事業モデル

同社は音響および映像分野を中核とし、日本を含む5つの地域セグメントで製造・販売を展開する体制を構築しています。各拠点が開発、生産、販売の機能を分担しており、国内では代理店、海外では現地子会社を通じて展開する仕組みを有します。

特に鉄道車両関連や放送システムソリューションなど、特定の専門機能を持つ子会社との連携により多角的な事業を展開しています。製品は公共施設、商業施設、オフィスビル、さらには製造現場まで幅広い用途に対応しており、高度な技術力を背景とした提供体制を確立しています。

KPI

当連結会計年度の売上高は55,386百万円となり、前年同期比で9.4%の増加を記録しました。営業利益は4,656百万円(同29.7%増)、経常利益は5,236百万円(同33.5%増)と、いずれも過去最高を更新する極めて良好な推移を見せています。

研究開発費については、当連結会計年度において3,380百万円を投入しており、これは連結売上高に対して約6%の比率に相当します。この投資を通じて、新製品の継続的な投入と技術革新を推進し、競争力の維持を図る体制が整っています。

成長ドライバー

長期経営戦略「NEXT100 TOA」のもと、2034年度に向けた売上高1,000億円超を目指す野心的な成長シナリオを描いています。特に「報せるソリューションの革新」や「海外成長の加速」を重点施策に掲げ、グローバルな市場での存在感を強化する方針です。

近年の製品展開では、NFCを活用した設定簡略化を実現するネットワークカメラや、高度なセキュリティ要件を満たすIPコミュニケーションシステムなど、最新技術を統合した新製品の投入が成長を牽引しています。これらのソリューションは、人手不足や業務効率化といった社会課題への対応にも寄与しています。

リスク

海外事業の拡大に伴い、各地域の景気後退や地政学的リスク、予期せぬ法規制の変更などが経営に影響を及ぼす可能性があります。これに対し、複数の国・地域へ展開する地理的分散や、官需と民需の両方を対象とした需要構成によりリスク低減を図っています。

また、原材料や半導体を含む電子部品の調達難や価格高騰に対するリスクも認識されており、生産工程の自動化や在庫管理システムの共通化で対応しています。さらに、為替相場の急激な変動による影響を抑えるため、地産地消ビジネスの推進や為替マリーの活用といった対策を講じています。

競合

同社は音響および映像分野において、高度な技術力を背景とした独自のポジションを確立しています。特に公共空間や交通インフラなど、高い信頼性が求められる領域において強みを持っており、多角的なソリューション提供を通じて競合に対する優位性を構築しています。
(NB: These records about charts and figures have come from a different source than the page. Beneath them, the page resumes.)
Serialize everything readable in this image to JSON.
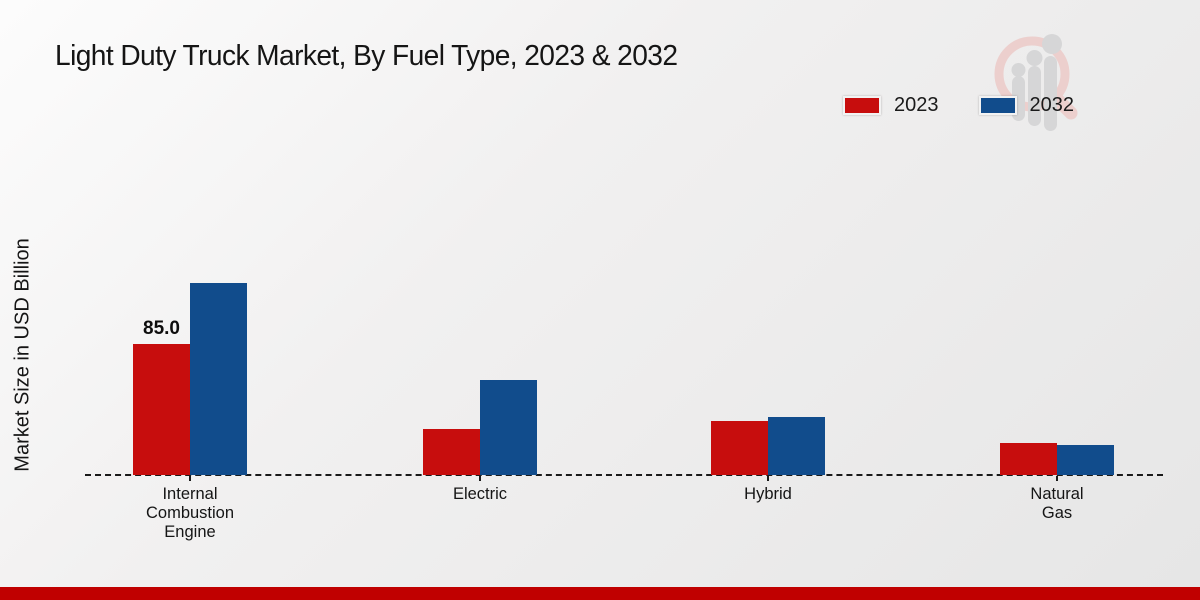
{
  "title": "Light Duty Truck Market, By Fuel Type, 2023 & 2032",
  "y_axis_label": "Market Size in USD Billion",
  "legend": {
    "items": [
      {
        "label": "2023",
        "color": "#c70d0d"
      },
      {
        "label": "2032",
        "color": "#114c8c"
      }
    ]
  },
  "colors": {
    "series_2023": "#c70d0d",
    "series_2032": "#114c8c",
    "bottom_band": "#c00000",
    "axis": "#1a1a1a"
  },
  "chart_data": {
    "type": "bar",
    "title": "Light Duty Truck Market, By Fuel Type, 2023 & 2032",
    "ylabel": "Market Size in USD Billion",
    "xlabel": "",
    "categories": [
      "Internal\nCombustion\nEngine",
      "Electric",
      "Hybrid",
      "Natural\nGas"
    ],
    "series": [
      {
        "name": "2023",
        "color": "#c70d0d",
        "values": [
          85.0,
          30,
          35,
          20.5
        ],
        "shown_labels": [
          "85.0",
          null,
          null,
          null
        ]
      },
      {
        "name": "2032",
        "color": "#114c8c",
        "values": [
          125,
          62,
          38,
          19.5
        ],
        "shown_labels": [
          null,
          null,
          null,
          null
        ]
      }
    ],
    "ylim": [
      0,
      205
    ],
    "grid": false,
    "legend_position": "top-right",
    "baseline_style": "dashed"
  }
}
製品開発においては、単なる機器の提供に留まらず、安心・信頼・感動といった付加価値を追求する姿勢を鮮明にしています。独自の技術ロードマップに基づき、市場の変化を予測した新商品の継続的な投入を行うことで、競合他社との差別化を図る戦略をとっています。

バリュエーション

2026年8月13日時点の株価は1,726円となっており、同日の時価総額は約579.1億円です。この時点におけるPERは15.77倍、PBRは1.00倍と算出されています。

また、同日時点での配当利回りは5.39%を記録しています。これらの指標は、同社の安定した事業基盤と成長への期待を反映する数値となっています。